Abstract: PO1533
Late-Onset Hepatocyte Nuclear Factor 1β-Associated Kidney Disease
Session Information
- Cystic Kidney Diseases: Mechanisms, Genetics, and Treatment
October 22, 2020 | Location: On-Demand
Abstract Time: 10:00 AM - 12:00 PM
Category: Trainee Case Report
- 1001 Genetic Diseases of the Kidneys: Cystic
Authors
- Alahiri, Emad, Montefiore Medical Center, Bronx, New York, United States
- Fisher, Molly, Montefiore Medical Center, Bronx, New York, United States
Introduction
Hepatocyte Nuclear Factor 1β (HNF1β) is an important transcription factor for kidney development. HNF1β mutations are rare, associated with multisystemic disease and heterogeneous kidney involvement. HNF1β-associated kidney disease may not manifest until adulthood. We present a case of an older female with chronic hypomagnesemia and kidney cysts due to a heterozygous deletion in the HNF1β gene.
Case Description
66 y/o Puerto Rican female with a history of recurrent urinary tract infections, pre-diabetes, hypertension, arthritis, congenital absence of left ovary and baseline SCr 0.9 mg/dL was referred for evaluation of bilateral kidney cysts and chronic hypomagnesemia. Review of magnetic resonance imaging and ultrasound going back to 2003 showed normal sized kidneys and presence of more than 4 cysts in each kidney, some of which were mildly complex. No extrarenal cysts were noted and she denied family history of kidney cysts. Chronic symptomatic hypomagnesemia was present since at least 2015 with serum magnesium ranging from 1.1-1.6 meq/L, resulting in emergency room visits and hospitalizations. Fractional excretion of magnesium was 29%, consistent with renal magnesium wasting. Serum potassium and bicarbonate were normal. Intact parathyroid hormone ranged from 83-112 pg/mL but serum calcium, phosphorus, 25 dihydroxyvitamin D were normal. Urinalysis was bland. She was sent for genetic testing and underwent whole exome sequencing.
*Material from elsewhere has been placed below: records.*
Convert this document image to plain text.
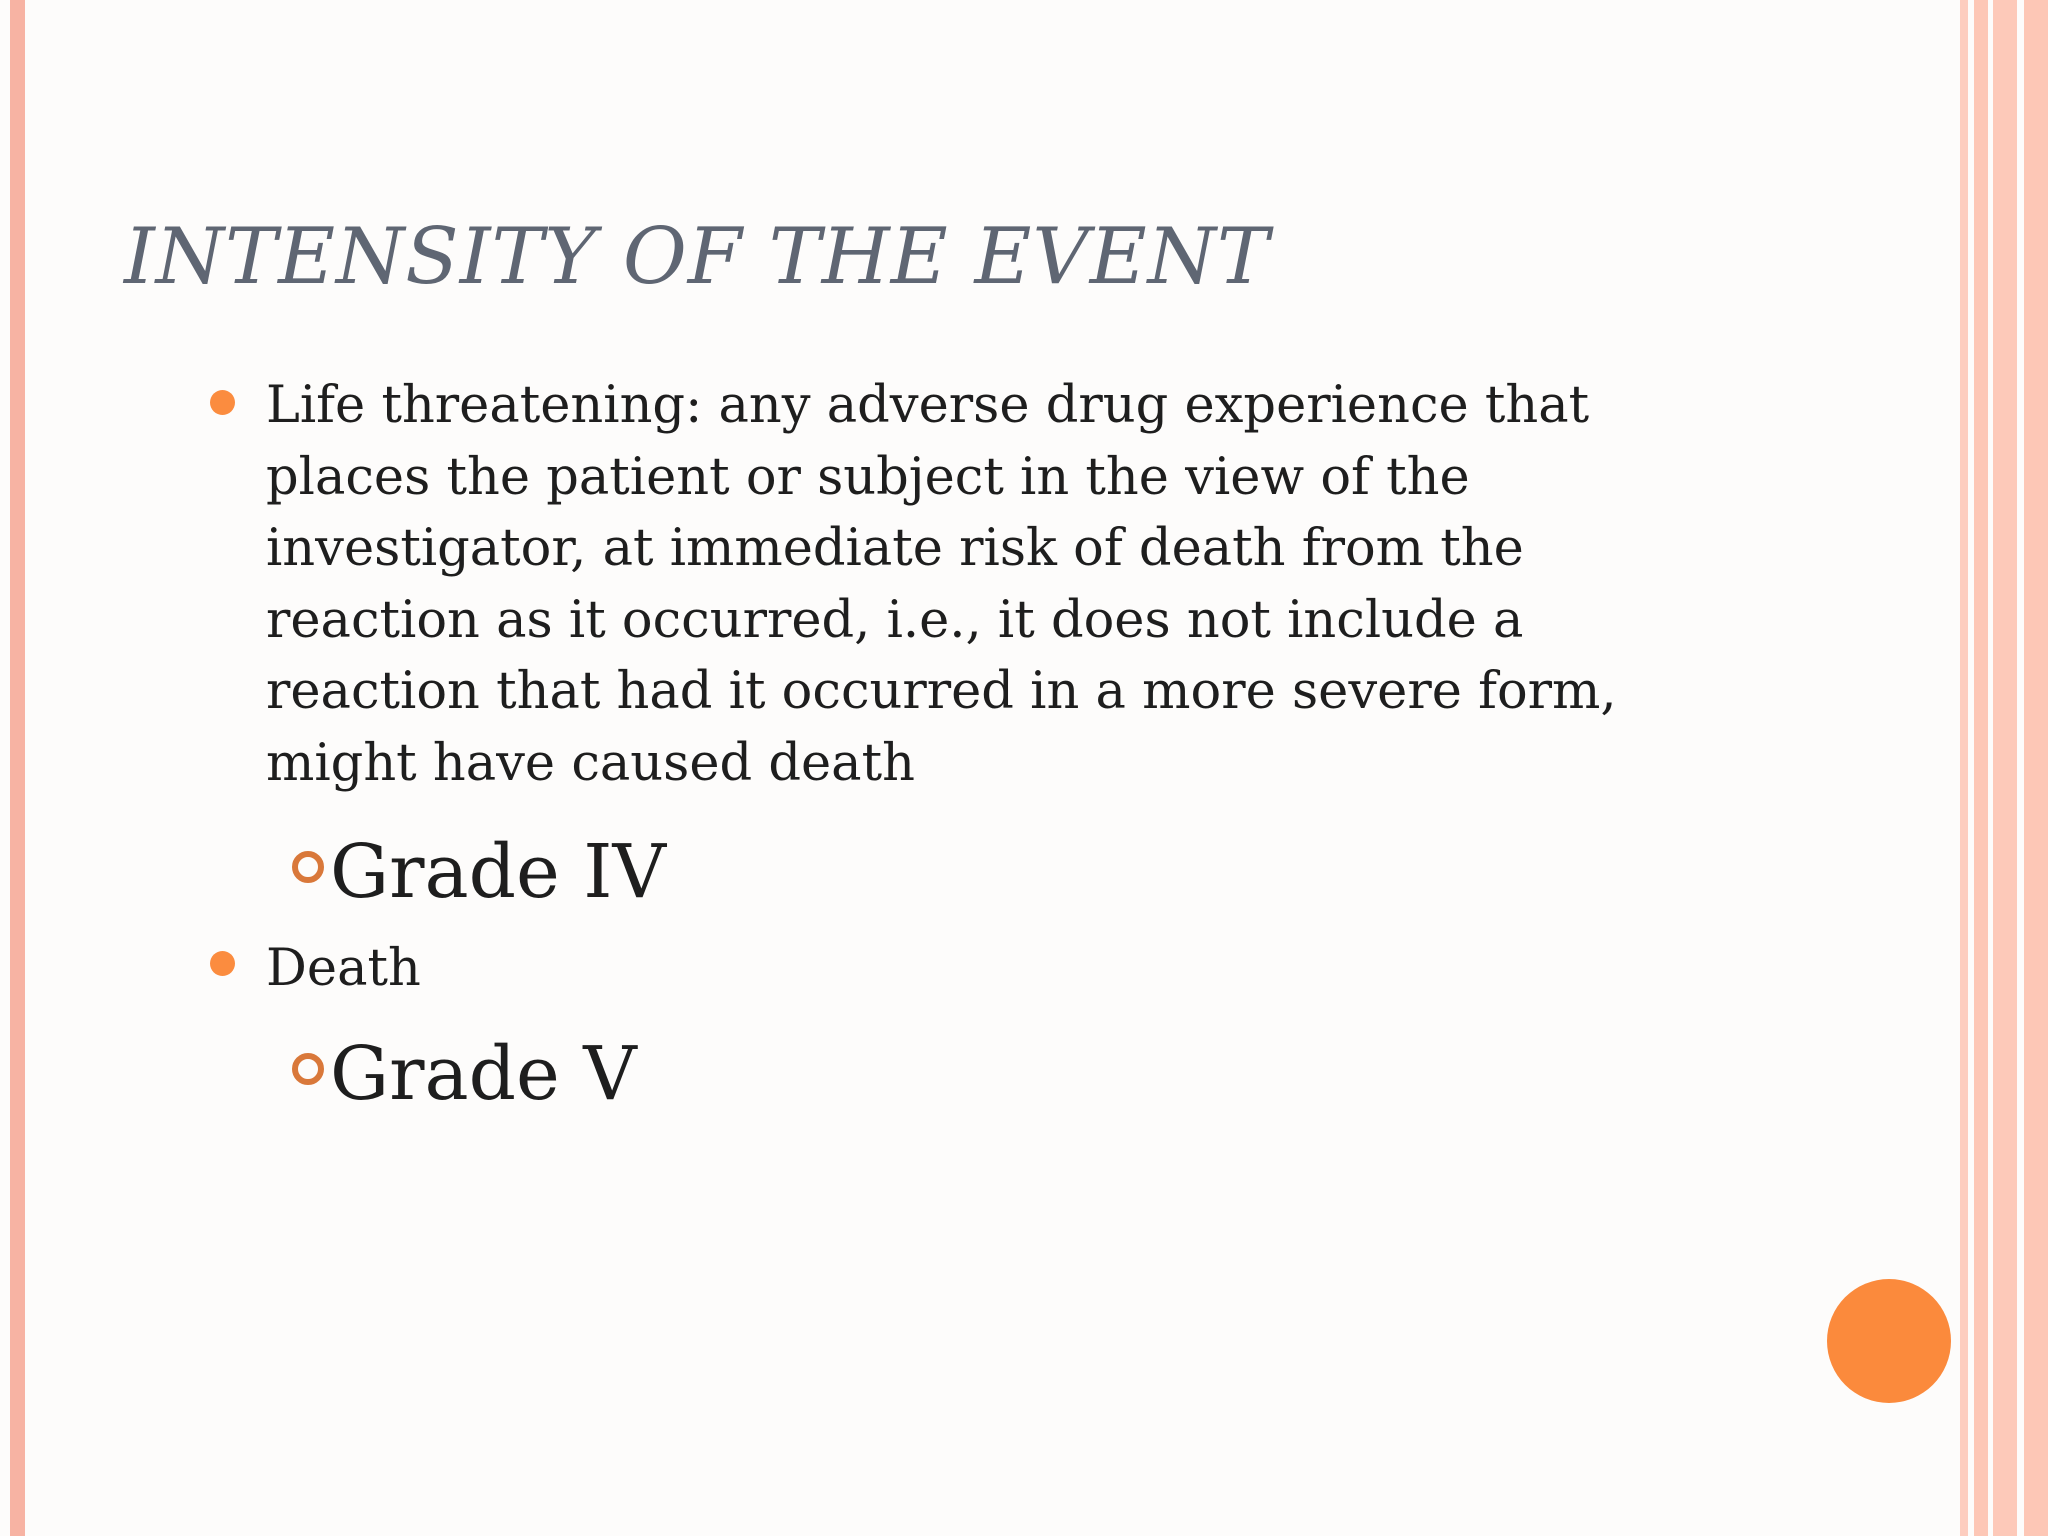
INTENSITY OF THE EVENT
Life threatening: any adverse drug experience that
places the patient or subject in the view of the
investigator, at immediate risk of death from the
reaction as it occurred, i.e., it does not include a
reaction that had it occurred in a more severe form,
might have caused death
Grade IV
Death
Grade V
Results demonstrated a heterozygous deletion in the HNF1β gene consistent with HNF1β nephropathy. She was started on amiloride and slow release magnesium supplementation with near normalization of her serum magnesium.
Discussion
HNF1β-associated kidney disease is a challenging diagnosis given extreme variability in phenotypes. De novo mutations occur in up to half of patients leading to diagnosis later in life. Our patient’s constellation of medical problems including glucose intolerance, mild hyperparathyroidism, hypomagnesemia, unilateral ovary agenesis and genitourinary (GU) tract abnormalities are all features of HNF1β-associated kidney disease. This diagnosis should not be overlooked in patients with GU abnormalities, electrolytes disturbances and/or signs of tubulointerstitial kidney disease. Additionally, these patients should be monitored for progressive kidney disease and undergo periodic screening for renal cell carcinoma.